Life is really very bittersweet. You go to the hospital to have major heart surgery; you are there several days during your recovery. You are cleared to come home and get on with rehabilitation, but a setback occurs within a few days, and you are smack back in the hospital again. You go into knee replacement surgery encouraged and excited that the end is certainly near for the pain you have been experiencing. However, the recovery and rehabilitation does not go as planned and the result leaves you worse than where you started. You choose with hope and anticipation to have an esophageal implant that will allow you to speak again. Only the tissue surrounding the implant has chronic inflammation which retains fluid, rendering the implant virtually useless.
Bittersweet is hope, but with an ache. It’s that chocolate in the box of candy you choose, that has no sugar once you bite in.
Today is a bittersweet day. Today we remember two years ago that Chris could speak and articulate well. We remember the jokes, the commentary, and the broadcast refined tone and projection. We remember the WOO. Chris has the natural talent of WOO. It’s described as Winning Others Over. Chris enjoys the challenge of meeting new people and getting to know them. Strangers are rarely intimidating to him. He is accomplished and skillful in a social setting. He just loves to break the ice and go from person to person in a roomful of people. He is unquestionably adept at striking up a conversation and building rapport. People with WOO are rarely at a loss for words.
September 20, 2020 changed all that. After Chris realized he was alive and had come through the surgery and was now in ICU. After the bevy of health care specialists each had performed their role to perfection and left the room. After the anesthesia began to wear off and he realized it was just the two of us in the room together. He then motioned for me to get his whiteboard. What he wrote on the board was absolutely heartbreaking: How will I do WOO?
All of us go through negative emotions. “But the healthiest are those who don’t ignore or repress the emotion, but instead transform it into healing, or innovation, or creativity–anything that nourishes the soul,” says author Susan Cain in her new book, Bittersweet. One of our strongest instincts as higher intellectual beings is compassion–relieving the suffering of others. In these two years we have seen that compassion come out in spades. We are so thankful for each and every one of you. Suffering, research has found, is best done together.

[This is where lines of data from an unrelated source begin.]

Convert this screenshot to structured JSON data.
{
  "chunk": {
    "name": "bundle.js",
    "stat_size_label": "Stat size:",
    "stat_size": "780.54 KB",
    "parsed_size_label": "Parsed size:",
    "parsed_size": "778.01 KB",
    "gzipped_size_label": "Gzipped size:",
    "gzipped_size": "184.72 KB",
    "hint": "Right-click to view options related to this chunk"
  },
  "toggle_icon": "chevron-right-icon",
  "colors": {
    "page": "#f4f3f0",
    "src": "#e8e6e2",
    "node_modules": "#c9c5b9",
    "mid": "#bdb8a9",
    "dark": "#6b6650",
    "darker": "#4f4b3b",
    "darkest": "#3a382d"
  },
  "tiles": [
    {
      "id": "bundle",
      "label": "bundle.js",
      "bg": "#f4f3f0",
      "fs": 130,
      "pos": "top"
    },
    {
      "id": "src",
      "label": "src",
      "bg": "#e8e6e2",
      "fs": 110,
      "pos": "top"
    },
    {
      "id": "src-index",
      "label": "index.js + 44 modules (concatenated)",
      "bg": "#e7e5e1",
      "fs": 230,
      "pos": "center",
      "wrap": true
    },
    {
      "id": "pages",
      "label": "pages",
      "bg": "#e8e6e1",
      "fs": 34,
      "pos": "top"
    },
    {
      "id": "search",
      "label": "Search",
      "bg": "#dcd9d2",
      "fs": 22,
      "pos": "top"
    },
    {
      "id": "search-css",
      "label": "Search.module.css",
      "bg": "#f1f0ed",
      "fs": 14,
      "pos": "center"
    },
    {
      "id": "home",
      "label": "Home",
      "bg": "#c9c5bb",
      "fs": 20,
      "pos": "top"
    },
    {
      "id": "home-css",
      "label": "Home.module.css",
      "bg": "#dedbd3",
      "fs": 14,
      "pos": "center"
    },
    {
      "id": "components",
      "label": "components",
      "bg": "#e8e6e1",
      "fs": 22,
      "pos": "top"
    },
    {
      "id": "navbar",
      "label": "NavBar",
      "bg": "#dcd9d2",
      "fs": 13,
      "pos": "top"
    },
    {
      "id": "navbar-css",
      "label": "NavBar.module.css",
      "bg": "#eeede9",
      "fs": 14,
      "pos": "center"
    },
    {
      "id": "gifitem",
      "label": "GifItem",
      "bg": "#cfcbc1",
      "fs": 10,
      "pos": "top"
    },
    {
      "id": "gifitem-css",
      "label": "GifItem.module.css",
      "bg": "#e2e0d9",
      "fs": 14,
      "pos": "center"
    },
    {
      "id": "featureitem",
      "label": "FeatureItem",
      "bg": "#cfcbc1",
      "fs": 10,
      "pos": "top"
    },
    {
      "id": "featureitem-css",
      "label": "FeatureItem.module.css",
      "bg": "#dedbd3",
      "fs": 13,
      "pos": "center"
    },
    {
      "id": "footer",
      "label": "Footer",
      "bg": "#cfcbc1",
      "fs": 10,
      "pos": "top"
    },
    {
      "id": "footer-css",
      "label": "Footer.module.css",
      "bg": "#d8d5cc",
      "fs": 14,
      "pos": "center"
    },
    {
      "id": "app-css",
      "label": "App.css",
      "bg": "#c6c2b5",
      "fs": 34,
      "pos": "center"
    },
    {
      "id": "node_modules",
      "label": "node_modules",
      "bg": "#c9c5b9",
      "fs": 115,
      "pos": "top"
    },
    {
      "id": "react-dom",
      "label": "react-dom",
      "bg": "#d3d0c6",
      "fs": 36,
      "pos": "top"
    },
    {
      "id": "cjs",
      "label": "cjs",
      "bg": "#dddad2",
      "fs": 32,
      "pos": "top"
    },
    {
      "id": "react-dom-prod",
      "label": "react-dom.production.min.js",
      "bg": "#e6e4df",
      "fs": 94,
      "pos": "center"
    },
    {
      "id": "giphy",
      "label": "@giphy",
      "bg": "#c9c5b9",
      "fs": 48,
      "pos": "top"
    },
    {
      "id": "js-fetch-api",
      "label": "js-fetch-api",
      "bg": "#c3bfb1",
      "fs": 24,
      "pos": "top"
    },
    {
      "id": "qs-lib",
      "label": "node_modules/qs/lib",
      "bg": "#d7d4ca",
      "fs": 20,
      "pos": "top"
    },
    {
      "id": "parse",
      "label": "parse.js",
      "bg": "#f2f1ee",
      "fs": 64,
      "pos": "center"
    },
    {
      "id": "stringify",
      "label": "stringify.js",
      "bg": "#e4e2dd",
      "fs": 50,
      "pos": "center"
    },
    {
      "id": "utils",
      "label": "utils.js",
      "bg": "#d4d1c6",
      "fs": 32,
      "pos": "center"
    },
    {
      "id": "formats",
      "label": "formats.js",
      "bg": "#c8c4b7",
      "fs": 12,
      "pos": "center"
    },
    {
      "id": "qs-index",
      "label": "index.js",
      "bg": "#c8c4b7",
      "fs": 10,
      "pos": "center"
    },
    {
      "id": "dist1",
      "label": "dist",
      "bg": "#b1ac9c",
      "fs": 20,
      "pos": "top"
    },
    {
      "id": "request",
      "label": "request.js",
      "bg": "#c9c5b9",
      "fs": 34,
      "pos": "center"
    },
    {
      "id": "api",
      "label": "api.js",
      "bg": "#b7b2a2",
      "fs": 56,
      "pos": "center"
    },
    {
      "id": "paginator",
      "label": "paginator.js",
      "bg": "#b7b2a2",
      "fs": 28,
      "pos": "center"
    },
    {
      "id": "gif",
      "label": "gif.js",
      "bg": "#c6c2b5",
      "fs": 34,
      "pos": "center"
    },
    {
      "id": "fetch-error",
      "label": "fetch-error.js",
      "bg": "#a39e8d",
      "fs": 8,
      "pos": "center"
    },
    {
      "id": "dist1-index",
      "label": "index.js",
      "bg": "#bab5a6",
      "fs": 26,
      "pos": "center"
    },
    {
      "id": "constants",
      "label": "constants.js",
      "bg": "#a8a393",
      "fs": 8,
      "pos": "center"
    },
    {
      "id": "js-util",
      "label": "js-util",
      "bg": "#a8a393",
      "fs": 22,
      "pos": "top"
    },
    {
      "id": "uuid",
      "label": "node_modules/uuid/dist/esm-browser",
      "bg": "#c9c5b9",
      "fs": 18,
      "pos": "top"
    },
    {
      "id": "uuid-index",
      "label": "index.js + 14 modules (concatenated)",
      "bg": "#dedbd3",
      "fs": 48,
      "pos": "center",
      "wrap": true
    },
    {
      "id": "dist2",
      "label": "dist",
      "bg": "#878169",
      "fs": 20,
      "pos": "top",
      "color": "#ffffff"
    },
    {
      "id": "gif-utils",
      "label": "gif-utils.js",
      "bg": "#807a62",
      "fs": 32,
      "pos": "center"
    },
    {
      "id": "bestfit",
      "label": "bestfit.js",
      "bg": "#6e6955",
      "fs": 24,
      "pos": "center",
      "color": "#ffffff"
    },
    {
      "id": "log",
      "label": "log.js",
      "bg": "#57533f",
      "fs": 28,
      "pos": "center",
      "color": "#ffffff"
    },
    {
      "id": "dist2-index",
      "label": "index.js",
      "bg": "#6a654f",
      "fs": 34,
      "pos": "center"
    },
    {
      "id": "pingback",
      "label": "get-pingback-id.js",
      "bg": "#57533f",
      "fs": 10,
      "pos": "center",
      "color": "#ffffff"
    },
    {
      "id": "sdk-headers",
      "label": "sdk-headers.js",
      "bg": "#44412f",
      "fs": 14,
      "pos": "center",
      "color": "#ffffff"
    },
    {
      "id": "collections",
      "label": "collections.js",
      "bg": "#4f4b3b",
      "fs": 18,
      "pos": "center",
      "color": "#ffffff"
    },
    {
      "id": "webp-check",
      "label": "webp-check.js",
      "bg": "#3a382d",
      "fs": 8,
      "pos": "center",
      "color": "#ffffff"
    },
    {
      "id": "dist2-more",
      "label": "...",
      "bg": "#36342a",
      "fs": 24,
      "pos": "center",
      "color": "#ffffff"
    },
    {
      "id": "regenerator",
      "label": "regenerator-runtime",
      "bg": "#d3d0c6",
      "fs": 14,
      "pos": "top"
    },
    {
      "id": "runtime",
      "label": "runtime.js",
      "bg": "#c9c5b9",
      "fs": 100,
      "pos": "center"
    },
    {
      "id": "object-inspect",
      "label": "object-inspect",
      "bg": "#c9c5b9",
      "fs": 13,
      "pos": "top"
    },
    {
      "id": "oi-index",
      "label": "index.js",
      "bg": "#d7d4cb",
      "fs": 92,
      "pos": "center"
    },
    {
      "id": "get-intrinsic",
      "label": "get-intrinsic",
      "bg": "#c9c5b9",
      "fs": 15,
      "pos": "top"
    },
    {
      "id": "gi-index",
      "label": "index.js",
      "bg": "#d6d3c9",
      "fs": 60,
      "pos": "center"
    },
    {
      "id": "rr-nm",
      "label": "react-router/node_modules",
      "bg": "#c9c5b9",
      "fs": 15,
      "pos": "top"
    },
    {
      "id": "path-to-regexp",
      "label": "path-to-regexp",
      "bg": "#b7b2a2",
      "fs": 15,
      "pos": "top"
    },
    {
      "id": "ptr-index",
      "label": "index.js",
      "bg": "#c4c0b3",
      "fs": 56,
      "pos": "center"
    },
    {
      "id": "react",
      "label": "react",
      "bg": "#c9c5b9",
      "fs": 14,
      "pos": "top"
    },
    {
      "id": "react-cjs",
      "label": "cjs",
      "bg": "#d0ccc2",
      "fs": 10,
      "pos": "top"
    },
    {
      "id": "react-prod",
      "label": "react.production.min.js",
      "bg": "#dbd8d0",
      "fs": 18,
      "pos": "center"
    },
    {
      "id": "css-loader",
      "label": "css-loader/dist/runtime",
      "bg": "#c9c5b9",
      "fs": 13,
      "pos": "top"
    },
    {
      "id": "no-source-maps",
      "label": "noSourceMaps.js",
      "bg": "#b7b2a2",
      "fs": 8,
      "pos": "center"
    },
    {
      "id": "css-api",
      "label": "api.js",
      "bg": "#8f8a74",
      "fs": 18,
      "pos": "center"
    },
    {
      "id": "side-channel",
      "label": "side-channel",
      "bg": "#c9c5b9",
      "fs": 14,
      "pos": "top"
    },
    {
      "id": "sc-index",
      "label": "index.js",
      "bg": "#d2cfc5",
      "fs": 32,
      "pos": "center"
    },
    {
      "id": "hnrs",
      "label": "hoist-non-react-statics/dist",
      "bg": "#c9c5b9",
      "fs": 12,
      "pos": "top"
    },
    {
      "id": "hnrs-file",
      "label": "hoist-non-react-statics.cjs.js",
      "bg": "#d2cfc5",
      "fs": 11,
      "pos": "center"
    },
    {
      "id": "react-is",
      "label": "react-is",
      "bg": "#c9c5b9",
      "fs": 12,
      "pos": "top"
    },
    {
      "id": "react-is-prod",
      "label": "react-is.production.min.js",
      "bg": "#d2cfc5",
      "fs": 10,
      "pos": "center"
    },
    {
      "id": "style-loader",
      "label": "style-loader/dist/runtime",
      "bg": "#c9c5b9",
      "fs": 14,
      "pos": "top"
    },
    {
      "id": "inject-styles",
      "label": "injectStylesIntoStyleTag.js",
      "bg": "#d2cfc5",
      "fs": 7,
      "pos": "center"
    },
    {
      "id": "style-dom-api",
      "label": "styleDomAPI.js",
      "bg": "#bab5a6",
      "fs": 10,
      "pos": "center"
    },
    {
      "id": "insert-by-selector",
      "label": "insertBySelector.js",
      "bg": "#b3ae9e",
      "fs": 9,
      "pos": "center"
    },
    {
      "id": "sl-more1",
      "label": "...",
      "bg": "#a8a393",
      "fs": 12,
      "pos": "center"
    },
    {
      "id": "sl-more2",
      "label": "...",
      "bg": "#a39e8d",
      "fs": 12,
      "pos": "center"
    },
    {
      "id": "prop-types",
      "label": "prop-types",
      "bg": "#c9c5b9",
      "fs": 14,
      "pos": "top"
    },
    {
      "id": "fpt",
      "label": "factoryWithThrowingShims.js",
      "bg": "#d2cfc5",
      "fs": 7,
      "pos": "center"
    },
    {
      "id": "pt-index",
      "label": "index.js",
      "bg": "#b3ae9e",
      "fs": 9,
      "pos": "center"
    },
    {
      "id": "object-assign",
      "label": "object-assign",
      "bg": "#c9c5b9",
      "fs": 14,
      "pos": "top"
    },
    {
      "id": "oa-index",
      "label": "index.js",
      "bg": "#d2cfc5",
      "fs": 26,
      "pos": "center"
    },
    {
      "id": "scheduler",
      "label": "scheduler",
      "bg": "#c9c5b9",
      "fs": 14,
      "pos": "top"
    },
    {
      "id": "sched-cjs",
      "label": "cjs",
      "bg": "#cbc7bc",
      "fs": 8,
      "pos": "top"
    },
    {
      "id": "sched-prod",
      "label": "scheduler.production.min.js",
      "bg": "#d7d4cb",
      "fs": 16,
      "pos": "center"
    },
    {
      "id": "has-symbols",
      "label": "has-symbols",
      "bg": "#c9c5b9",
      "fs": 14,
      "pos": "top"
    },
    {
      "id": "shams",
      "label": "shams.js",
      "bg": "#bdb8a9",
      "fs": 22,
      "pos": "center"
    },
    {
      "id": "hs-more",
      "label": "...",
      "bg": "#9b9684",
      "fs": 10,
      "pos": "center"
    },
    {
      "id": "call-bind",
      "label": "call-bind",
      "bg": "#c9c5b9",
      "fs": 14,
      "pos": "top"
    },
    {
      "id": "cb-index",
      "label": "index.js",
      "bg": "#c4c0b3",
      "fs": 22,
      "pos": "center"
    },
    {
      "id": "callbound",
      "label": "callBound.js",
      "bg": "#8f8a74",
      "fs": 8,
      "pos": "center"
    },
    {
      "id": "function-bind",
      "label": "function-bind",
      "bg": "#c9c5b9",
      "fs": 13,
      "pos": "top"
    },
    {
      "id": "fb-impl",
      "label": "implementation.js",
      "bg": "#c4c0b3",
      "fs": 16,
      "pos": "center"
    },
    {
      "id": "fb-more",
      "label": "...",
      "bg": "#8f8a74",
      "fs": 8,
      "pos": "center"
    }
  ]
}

We’ve had another scare with Chris’s health. A sore throat is the trigger that something ugly could be growing again. Chris has had a sore throat for weeks. It’s one of those things he could ignore, repress, or put off. Or easily justify away. But he drove to the doctor’s office one day, walked in, shared his situation, and got an appointment. The appointment was scheduled for the next day. Now if that isn’t WOO, I don’t know what is!
Some words of relief we heard on that day were, “your throat is stable.” But we heard some other words that will keep Chris strong and carrying out his responsibilities for others of this bittersweet diagnosis that now defines his life. The words he heard were, “you are the only patient I have who has survived this long with this diagnosis. Nine years, and with a recurrence. There are no others.”
Chris, you are paving the way for others for longevity. You have not given up. Yes, life is tinged with sadness, yet it is sweet, so very sweet.